Wednesday, June 06, 2007

plink plonk pink punk

Pussycat Trash - Plink Plonk Pink Punk

For a period in 1993 every record I bought came in a plastic sleeve and contained a home made insert covered with kisses and punk rock invective. I just picked up this old record by Pussycat Trash, and read the following inside:

"untamed is my aim. difficult to understand, YOU BET. slippery out of the grasping hand heroines of heart-swoonability proud to be HER shape swimming in underground caverns. hipswing because it's fun not cool unashamed NAKEDITY not apologising hearts brimming unafraid understand is not needed. girl because i am. ARE YOU STILL SITTING ON THE FENCE?"

When I was about the same age I had a band called Merge, with my friends Dan, Dean and Lee. We were pretty awful, probably, but we did two or three pub gigs around North London and played very amateurish indie rock which came across kind of like a cross between Nirvana, Huggy Bear and Suede (who I was secrety enamoured with, despite the fact that Huggy Bear has been offered a contract with Nude Records and had said yes on the condition that the label drop Suede simultaneously). We thought we were punk, but I think I wore a leather jacket onstage at one of our gigs, for which I eternally ashamed.

At the time I thought that the talent gap between ourselves and the likes of Pussycat Trash was unbridgeable. They had proper records out! They filled their 7" single inlays with electric proclamations. "There will be a constant source of agitation and violent unrest until this issue is addressed", they pointed out. They had the confidence to call themselves a freeform jazz-punk beat combo. We weren't on that level in any sense.

Actually, looking back, the difference wasn't really so great. They must have been five years older than us, and they probably knew about six more chords than we did - not so very many. They doubtless didn't have to go to school all day and probably rehearsed more than once every two weeks. I wonder if, if we had been more diligent and self-confident, we couldn't have got a record out too. On balance, perhaps I should be glad that we didn't, because I can't now bring myself to read back the punk rock rhetoric which I wrote at the time to go on the inside of our demo, so the thought of other people doing so fills me with horror. That said, I wonder if anyone still has those tapes! I suppose a few people will. What a strange thought.
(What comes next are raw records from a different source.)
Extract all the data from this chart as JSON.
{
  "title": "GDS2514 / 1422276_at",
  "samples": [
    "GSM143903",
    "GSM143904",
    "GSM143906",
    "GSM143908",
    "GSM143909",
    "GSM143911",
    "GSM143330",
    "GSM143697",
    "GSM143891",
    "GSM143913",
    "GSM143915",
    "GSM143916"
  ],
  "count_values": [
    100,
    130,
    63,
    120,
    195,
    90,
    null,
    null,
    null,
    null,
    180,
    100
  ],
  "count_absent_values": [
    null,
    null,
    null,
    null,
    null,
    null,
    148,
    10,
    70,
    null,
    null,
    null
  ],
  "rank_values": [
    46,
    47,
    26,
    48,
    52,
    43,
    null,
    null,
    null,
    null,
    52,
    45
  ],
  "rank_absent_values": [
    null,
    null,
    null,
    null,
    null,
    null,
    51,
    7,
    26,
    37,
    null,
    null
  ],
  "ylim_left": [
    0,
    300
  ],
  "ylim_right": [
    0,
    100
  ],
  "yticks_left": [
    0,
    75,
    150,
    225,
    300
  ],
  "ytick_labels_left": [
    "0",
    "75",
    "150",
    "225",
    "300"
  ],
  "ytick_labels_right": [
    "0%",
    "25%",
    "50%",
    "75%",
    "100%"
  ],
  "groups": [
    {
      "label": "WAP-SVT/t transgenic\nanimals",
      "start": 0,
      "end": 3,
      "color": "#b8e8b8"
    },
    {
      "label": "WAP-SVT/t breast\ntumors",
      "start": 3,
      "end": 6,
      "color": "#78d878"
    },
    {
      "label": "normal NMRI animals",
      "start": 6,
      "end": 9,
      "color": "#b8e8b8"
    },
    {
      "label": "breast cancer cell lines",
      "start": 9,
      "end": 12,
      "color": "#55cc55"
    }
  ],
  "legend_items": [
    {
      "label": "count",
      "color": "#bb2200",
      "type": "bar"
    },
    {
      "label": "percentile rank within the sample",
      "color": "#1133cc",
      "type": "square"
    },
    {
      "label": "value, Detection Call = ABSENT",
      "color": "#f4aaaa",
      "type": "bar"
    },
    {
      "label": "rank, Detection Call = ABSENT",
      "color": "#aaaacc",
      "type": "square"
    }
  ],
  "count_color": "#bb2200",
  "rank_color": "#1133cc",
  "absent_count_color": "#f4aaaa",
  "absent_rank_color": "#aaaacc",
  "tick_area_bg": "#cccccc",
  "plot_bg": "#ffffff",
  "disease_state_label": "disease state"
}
So, the Pussycat Trash single. It's good. Frankly, I still love any record with bombastic riot grrrl rhetoric scrawled inside it, good or bad. But it is really good, slow sugar sweet melodies tied to bits of feedback and grungy noise, with a spare, amaterish sheen.

According the world wide web, Pussycat Trash got a lot heavier subsequently and actually went on to be quite popular in the DIY indie scene, and it's funny that I completely lost track of them after this release. I'm glad I rediscovered it though.

5 comments:

Anonymous said...

i love the way you have to respect a record, that you have to delicately set down the needle and to protect them from scratches. by extension you respect the music more? because it is not a mobile format, that it cant be played on the move. that you sit down to listen to them. cds are placed with a clatter, and with a push of a button withdraw from view into an ugly black box. a record is played on full view, and that you can see it play seems to give it something more.

x y y z z z x y y

Jonathan said...

Hello Ant!

Yeah, it's a much more physical and satisfying process; there's an action in the room when a record plays - almost like music is being made, not just played back. I like the interaction too, setting down the needle, switching the speed, having to turn it over. And we lost a lot by losing the idea that records had two sides. I hate CDs.

Anonymous said...

and i love the little photocopied bits of paper you get inside the sleeve listing the labels other releases. its like being given a secret list. only for a small number of people. personal. everything feels closer and more intimate.

z z z x x y y z n n y

Jonathan said...

Often inserts are more beautiful and interesting than covers - someone could do a nice blog collecting together photos of the more interesting ones.

Or is that the worst idea ever?

Anonymous said...

i think then you would lose the context. perhaps theyre not necessarily interesting or beautiful in their own right but become so only because they are part of something. to look at them through a computer monitor ... i dont know, seems a bit cold and seperate. they'd look lonely!